I initially had a hard time with this this play. Even by the end, I didn’t find myself rooting for or even liking any of the characters. And yet, I can’t help but feel that it was a worthwhile read.

I found the relations between the Christians and the Jews rather unpalatable. The England of Shakespeare’s day was closed to Jews, and many of the English had never met a Jew; the prevailing myths of the day were that Jews practiced strange rituals, offering Christian flesh to their gods. Strange, yes? Nevertheless, Jews were feared and hated.

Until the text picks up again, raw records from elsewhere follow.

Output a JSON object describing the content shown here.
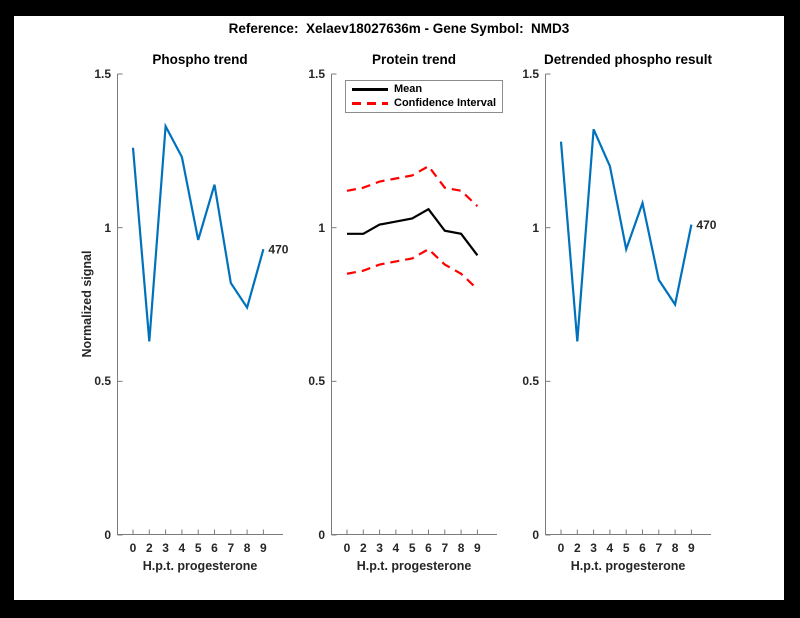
{
  "figure": {
    "title": "Reference:  Xelaev18027636m - Gene Symbol:  NMD3",
    "border_color": "#000000",
    "background": "#ffffff"
  },
  "axes": {
    "xlabel": "H.p.t. progesterone",
    "ylabel": "Normalized signal",
    "x_tick_labels": [
      "0",
      "2",
      "3",
      "4",
      "5",
      "6",
      "7",
      "8",
      "9"
    ],
    "y_ticks": [
      0,
      0.5,
      1,
      1.5
    ],
    "y_tick_labels": [
      "0",
      "0.5",
      "1",
      "1.5"
    ],
    "ylim": [
      0,
      1.5
    ],
    "axis_color": "#7b7b7b",
    "tick_label_color": "#262626",
    "grid": "off"
  },
  "chart_data": [
    {
      "type": "line",
      "title": "Phospho trend",
      "xlabel": "H.p.t. progesterone",
      "ylabel": "Normalized signal",
      "x_categories": [
        "0",
        "2",
        "3",
        "4",
        "5",
        "6",
        "7",
        "8",
        "9"
      ],
      "ylim": [
        0,
        1.5
      ],
      "series": [
        {
          "name": "phospho signal",
          "color": "#0072BD",
          "style": "solid",
          "values": [
            1.26,
            0.63,
            1.33,
            1.23,
            0.96,
            1.14,
            0.82,
            0.74,
            0.93
          ],
          "end_label": "470"
        }
      ]
    },
    {
      "type": "line",
      "title": "Protein trend",
      "xlabel": "H.p.t. progesterone",
      "x_categories": [
        "0",
        "2",
        "3",
        "4",
        "5",
        "6",
        "7",
        "8",
        "9"
      ],
      "ylim": [
        0,
        1.5
      ],
      "legend": {
        "position": "top-left",
        "items": [
          {
            "label": "Mean",
            "color": "#000000",
            "style": "solid"
          },
          {
            "label": "Confidence Interval",
            "color": "#FF0000",
            "style": "dashed"
          }
        ]
      },
      "series": [
        {
          "name": "Mean",
          "color": "#000000",
          "style": "solid",
          "values": [
            0.98,
            0.98,
            1.01,
            1.02,
            1.03,
            1.06,
            0.99,
            0.98,
            0.91
          ]
        },
        {
          "name": "Confidence Interval upper",
          "color": "#FF0000",
          "style": "dashed",
          "values": [
            1.12,
            1.13,
            1.15,
            1.16,
            1.17,
            1.2,
            1.13,
            1.12,
            1.07
          ]
        },
        {
          "name": "Confidence Interval lower",
          "color": "#FF0000",
          "style": "dashed",
          "values": [
            0.85,
            0.86,
            0.88,
            0.89,
            0.9,
            0.93,
            0.88,
            0.85,
            0.8
          ]
        }
      ]
    },
    {
      "type": "line",
      "title": "Detrended phospho result",
      "xlabel": "H.p.t. progesterone",
      "x_categories": [
        "0",
        "2",
        "3",
        "4",
        "5",
        "6",
        "7",
        "8",
        "9"
      ],
      "ylim": [
        0,
        1.5
      ],
      "series": [
        {
          "name": "detrended phospho signal",
          "color": "#0072BD",
          "style": "solid",
          "values": [
            1.28,
            0.63,
            1.32,
            1.2,
            0.93,
            1.08,
            0.83,
            0.75,
            1.01
          ],
          "end_label": "470"
        }
      ]
    }
  ]
}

This play, though performed first in England, is set in Venice. Our Venetian merchant Antonio has a dear friend Bassanio. Antonio loves him so much that he willingly goes into debt to fund an extravagant venture for Bassanio to woo the rich lady Portia. Unfortunately, he borrows the 3,000 ducats from Shylock, a Jewish moneylender. If Antonio defaults the loan, Shylock will be paid back by a pound of the merchant’s flesh. And, super creepy, Shylock simply can’t wait to rip that pound of flesh out of Antonio’s breast.

Well, Shylock is simply a despicable person. He’s also a Jew. The Christians in the story all seem to blame Shylock’s nastiness on his Jewish status: he’s not a Christian, so of course he’s awful, they say. Even more tragically, Shylock’s own daughter falls into this notion, and shenanigans result there. Furthermore, the Christians, while vilely complaining about the evils of Jewry are guilty of most unChristian behavior towards the poor fellow. You can easily gather why Shylock ended up so nasty after decades of mistreatment at Christian hands.

The whole situation makes me want to tear my hair out and sing Kumbaya.

But, Shakespeare has a way of making you feel Shylock’s pain. Check out these lines:

Hath not a Jew eyes? hath not a Jew hands, organs, dimensions, senses, affections, passions? fed with the same food, hurt with the same weapons, subject to the same diseases, healed by the same means, warmed and cooled by the same winter and summer, as a Christian is?

If you prick us, do we not bleed? if you tickle us, do we not laugh? if you poison us, do we not die? and if you wrong us, shall we not revenge?

So yes, this play was a worthy read, even if it drove me bonkers with all the characters mistreating each other so egregiously. Shakespeare is still my favorite playwright of all time.


One thought on “The Merchant of Venice by William Shakespeare (1596)

  1. We read this last term. I had the same experience with the characters. The Jew-Christian thing made me kind of uncomfortable…especially when they forced Shylock to denounce his Jewish faith and proclaim Christianity. It made me think about how we believe and show our faith. How we live our lives is such a strong statement as to what we truly believe in our innermost hearts.